Por: María Elvira Bonilla
Murió en su ley. Christopher Hitchens miró de frente a la muerte. Sin titubeos.
Cuando le diagnosticaron el cáncer hace 16 meses, al día siguiente al lanzamiento de sus exitoso libro de memorias Hitch-22, no hizo la pregunta obligatoria: ¿Por qué yo? Se limitó a decir: ¿Por qué yo no? Como un elemento más del cosmos.
Asumió su enfermedad mortal con el realismo de un ateo confeso que cree que sus posibilidades no estén en manos de Dios, la voluntad divina, el más allá. Quería tener una relación activa con la muerte y alimentar hasta último minuto la curiosidad y el desafío que lo persiguió siempre por intentar entender el misterio de la existencia humana en todas las dimensiones. Se la jugó a fondo en el poco tiempo que le anticiparon le quedaba de vida. No hablaba de lucha contra el cáncer sino de resistencia. Una resistencia para no doblegarse que puso en manos de su organismo y de la experticia de los galenos del MD Anderson Cancer Center de Houston, una ciudadela médica que concentra la investigación de punta en cáncer en Estados Unidos.
En su terrible e indeseable condición, Hitchens quería dar su batalla en el terreno que escogió darla siempre: en el terreno de las ideas. Con el verbo afilado y la lucidez de su pensamiento provocador y original con el que incomodó el statu quo. Sintió la obligación de recurrir a su habilidad de reportero para narrar, con la misma introspección y coraje con la que se adentró en otras catástrofes humanas, su propio drama.
En julio de 2010 inició el viaje por la experiencia inédita del dolor físico, un camino que lo condujo hacia su final, a los 62 años, el viernes pasado. A través de su columna mensual en Vanity Fair abrió la ventana para que los lectores pudieran transitar sin prejuicios por su nuevo mundo: el de la enfermedad. “Nada me había preparado para aquella mañana en la que llegué a tener conciencia de estar encadenado a mi propio cadáver. Después de pasar por un montón de exámenes en ese puerto fronterizo que son las urgencias de un hospital, el médico me dijo: su próxima cita es con un oncólogo.
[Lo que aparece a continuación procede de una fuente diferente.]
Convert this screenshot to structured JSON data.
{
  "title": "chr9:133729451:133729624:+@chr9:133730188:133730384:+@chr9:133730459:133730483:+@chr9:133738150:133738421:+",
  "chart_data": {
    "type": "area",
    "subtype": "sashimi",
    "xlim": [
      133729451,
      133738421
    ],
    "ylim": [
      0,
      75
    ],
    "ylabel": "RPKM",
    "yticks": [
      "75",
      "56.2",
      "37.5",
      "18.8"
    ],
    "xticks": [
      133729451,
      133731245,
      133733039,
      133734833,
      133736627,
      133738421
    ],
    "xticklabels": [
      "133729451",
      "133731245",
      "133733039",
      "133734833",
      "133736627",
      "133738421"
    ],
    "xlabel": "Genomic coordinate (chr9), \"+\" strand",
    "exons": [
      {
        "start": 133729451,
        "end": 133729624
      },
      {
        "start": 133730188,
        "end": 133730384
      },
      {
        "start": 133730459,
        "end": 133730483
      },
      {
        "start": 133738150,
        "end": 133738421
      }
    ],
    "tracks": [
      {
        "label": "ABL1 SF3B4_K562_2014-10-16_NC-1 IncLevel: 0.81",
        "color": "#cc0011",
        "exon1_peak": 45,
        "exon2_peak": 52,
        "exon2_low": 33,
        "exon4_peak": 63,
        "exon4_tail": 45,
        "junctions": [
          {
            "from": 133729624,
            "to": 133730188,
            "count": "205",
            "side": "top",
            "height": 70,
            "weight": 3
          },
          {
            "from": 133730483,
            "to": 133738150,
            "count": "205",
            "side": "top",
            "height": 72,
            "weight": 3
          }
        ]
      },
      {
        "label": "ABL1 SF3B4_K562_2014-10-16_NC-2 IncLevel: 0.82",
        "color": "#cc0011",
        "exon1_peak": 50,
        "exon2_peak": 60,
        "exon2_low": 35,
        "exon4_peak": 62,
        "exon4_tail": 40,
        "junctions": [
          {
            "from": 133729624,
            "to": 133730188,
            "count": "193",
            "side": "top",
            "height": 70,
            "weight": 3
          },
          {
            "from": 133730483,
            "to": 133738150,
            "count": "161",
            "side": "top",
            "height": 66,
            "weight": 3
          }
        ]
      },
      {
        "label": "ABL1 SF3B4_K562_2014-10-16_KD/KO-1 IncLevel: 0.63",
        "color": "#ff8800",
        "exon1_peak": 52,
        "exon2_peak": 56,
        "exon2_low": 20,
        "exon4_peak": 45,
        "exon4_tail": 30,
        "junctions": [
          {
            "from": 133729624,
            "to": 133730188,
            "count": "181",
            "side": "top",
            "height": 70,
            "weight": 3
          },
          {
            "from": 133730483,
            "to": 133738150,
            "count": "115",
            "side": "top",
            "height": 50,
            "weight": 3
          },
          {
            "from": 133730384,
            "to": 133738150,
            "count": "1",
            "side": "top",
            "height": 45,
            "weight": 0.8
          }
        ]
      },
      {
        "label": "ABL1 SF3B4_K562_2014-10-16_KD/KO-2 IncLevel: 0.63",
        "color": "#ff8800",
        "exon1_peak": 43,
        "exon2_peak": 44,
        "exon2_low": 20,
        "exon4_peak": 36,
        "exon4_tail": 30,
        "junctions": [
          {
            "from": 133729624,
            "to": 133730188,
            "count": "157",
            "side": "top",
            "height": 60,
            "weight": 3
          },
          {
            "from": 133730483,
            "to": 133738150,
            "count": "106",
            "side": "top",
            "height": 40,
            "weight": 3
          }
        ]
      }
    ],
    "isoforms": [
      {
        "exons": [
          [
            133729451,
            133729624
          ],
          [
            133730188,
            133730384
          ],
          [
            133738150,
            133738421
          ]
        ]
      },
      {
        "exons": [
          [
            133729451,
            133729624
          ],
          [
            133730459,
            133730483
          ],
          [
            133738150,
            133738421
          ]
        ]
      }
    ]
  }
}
Estaba dicho. La impotencia se disuelve como un terrón de azúcar en el agua”.
Con este tono de reportero agudo, Hitchens descendió y encaró su agonía. En su último texto, cuando ya parece sucumbir en el decaimiento, las sedaciones que no logran derrotar el dolor de un cuerpo lacerado por el bombardeo de 30 sesiones de protones de una radiación sostenida que le han dejado una garganta capaz de transformar el paso liberador de un trago de agua en un latigazo infernal. Descripciones conmovedoras y profundas acompañadas de las preguntas pertinentes que cualquier enfermo terminal debe haberse hecho, pero que Hitchens se las arrebata al silencio para desnudarlas con crudeza. Preguntas que se vuelven aún más drásticas en su condición de hombre sin religión, ni Dios, ni fuerza divina a quien trasladarle las respuestas o depositarle las angustias.
Si la muerte es la más solitaria de las experiencias humanas, lo es aún más para un ateo como Hitchens, quien aun en el filo del abismo se reafirmó: “personas como nosotros llegamos al final con dignidad”. Pensé en mi padre, otro agnóstico que murió con esa misma dignidad. Aferrado a sus convicciones.